En aquel preciso instante cayeron algunas piedras ladera abajo. El hecho no nos preocupó demasiado, ya que sabíamos que no podían alcanzarnos. Supusimos que algo las habría empujado: el viento, o una cabra montes, o un oso... Todo volvió a quedar en silencio y no tardamos en conciliar de nuevo el sueño.

Cuando desperté por la mañana el campamento estaba revuelto. Mamat y Sultan reunían apresuradamente nuestras pertenencias y cargaban a los animales. Mamat dijo que teníamos que marcharnos inmediatamente. Cuando le pregunté por qué, contestó que el hombre abominable había estado allí durante la noche y que sería peligroso quedarse.

—¿Acaso te hizo algo? —le pregunté.

Mamat quedó desconcertado por mi despreocupación. Al parecer, Sultan y él no habían pegado un ojo en toda la noche y habían visto al hombre abominable. Primero arrojó varias piedras desde arriba, luego bajó al campamento, murmurando algo, y luego volvió a marcharse y arrojó más piedras.

Existían abundantes pruebas materiales: piedras dispersas y arbustos pisoteados. Cubos derribados y el contenido de unas alforjas —latas de conservas— esparcido por el suelo. Los restos de una gran rebanada de pan con las huellas de unos grandes dientes impresas todavía en la mantequilla.

Las declaraciones de Tadeush Nikolaievich y la mía propia en el sentido que nos habíamos levantado por la noche y habíamos derribado los cubos fueron rechazadas de plano. Era completamente ridículo sugerir que Mamat podía haber confundido a su jefe con un hombre abominable...

Cuando insinuamos que el pan podía haber sido mordisqueado por los asnos, los cuales también podían haber esparcido por el suelo el contenido de una de las alforjas, Mamat se apresuró a afirmar que estaba absolutamente seguro de haber atado perfectamente todas las alforjas antes de acostarse. Además, a los asnos no les gustaba la mantequilla. Así que, ¿de quién eran los dientes que aparecían claramente impresos en ella?

A pesar de una enconada discusión que se prolongó durante el desayuno y se reavivó esporádicamente durante el camino de regreso, no conseguimos ponernos de acuerdo en lo que respecta a los acontecimientos de aquella noche.

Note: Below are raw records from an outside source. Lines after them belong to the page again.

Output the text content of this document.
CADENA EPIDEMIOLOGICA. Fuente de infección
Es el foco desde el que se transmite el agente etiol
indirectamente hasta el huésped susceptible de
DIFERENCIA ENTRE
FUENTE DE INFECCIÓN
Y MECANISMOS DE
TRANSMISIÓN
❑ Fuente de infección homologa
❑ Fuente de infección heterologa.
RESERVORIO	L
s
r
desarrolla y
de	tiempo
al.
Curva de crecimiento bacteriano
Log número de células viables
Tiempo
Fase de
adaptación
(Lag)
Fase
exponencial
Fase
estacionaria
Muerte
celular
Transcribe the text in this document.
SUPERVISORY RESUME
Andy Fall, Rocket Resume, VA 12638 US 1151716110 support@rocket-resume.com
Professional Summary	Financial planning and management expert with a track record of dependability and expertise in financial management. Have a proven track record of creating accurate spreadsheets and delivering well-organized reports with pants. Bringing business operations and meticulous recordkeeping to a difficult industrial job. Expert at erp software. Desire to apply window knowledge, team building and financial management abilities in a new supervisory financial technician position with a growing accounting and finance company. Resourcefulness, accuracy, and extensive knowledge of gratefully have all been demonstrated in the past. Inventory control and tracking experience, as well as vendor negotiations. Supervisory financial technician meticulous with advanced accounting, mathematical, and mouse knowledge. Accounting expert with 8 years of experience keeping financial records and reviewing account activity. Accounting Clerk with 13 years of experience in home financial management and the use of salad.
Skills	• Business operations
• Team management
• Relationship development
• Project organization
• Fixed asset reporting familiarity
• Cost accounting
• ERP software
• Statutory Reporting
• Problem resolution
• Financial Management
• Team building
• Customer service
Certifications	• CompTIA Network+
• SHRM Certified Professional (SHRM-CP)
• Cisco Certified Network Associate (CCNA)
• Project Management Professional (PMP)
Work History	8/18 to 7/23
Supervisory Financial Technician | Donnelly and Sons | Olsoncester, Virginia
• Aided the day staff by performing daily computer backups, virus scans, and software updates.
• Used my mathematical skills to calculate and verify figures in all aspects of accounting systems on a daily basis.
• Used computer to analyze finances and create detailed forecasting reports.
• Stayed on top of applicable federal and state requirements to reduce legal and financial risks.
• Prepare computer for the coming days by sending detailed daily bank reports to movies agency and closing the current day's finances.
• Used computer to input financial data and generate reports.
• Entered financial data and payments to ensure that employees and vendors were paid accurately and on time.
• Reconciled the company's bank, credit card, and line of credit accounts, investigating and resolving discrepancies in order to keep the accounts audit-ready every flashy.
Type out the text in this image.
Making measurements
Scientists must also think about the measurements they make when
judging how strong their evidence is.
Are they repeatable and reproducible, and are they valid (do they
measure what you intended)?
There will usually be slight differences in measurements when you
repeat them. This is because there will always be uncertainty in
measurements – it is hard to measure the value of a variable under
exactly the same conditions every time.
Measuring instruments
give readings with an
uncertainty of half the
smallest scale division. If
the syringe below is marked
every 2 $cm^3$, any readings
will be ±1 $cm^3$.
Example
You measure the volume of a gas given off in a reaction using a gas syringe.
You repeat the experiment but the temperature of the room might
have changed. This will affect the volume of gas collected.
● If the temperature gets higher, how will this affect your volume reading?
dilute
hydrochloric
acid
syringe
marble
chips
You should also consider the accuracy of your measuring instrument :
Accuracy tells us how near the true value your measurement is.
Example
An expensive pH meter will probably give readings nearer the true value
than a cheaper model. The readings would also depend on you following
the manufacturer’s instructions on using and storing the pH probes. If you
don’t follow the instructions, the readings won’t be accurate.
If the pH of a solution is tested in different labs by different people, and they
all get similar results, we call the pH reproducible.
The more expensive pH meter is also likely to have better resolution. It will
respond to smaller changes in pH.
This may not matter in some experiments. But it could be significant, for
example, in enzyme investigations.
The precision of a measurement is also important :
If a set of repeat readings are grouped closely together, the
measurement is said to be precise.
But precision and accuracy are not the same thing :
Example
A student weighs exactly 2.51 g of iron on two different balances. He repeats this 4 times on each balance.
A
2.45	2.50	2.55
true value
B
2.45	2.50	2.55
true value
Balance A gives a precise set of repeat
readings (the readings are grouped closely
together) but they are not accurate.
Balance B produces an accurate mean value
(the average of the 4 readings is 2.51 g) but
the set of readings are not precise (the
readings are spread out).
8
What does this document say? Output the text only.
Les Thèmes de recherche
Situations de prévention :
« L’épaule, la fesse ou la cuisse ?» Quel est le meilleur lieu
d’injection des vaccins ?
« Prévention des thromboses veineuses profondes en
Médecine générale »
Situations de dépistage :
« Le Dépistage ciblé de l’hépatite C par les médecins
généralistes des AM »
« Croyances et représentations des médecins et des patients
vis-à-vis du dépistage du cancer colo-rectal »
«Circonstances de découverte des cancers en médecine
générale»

Pero ahora, transcurridos unos años, estoy en posesión de otras informaciones acerca del golub-yavan, las cuales obtuve de un hombre que coincidió conmigo hace unos meses en una yurta del valle Pshart.

Aquel hombre me explicó que, hacía unos años, una expedición de cinco personas, una de ellas una mujer, había pasado una noche allí, en Pshart. Su jefe era Zor Adam (que en kirguis significa «hombre alto», y que era yo mismo). Durante la noche, un hombre abominable arrojó piedras sobre el campamento desde lo alto de la montaña, luego bajó, se comió un trozo de pan con mantequilla, abrió con los dientes varias latas de conservas y devoró su contenido. Luego quiso llevarse a la mujer, pero Zor Adam luchó con él y le derribó, y el hombre abominable huyó hacia las montañas, arrojando piedras mientras escapaba. Había numerosos testigos de aquellos hechos, entre ellos Mamat, al cual podía dirigirme si deseaba completar la información. Por desgracia, no puedo citar el nombre de aquel individuo, ya que una observación casual de mi ayudante reveló mi identidad, y el hombre se apresuró a perderse de vista.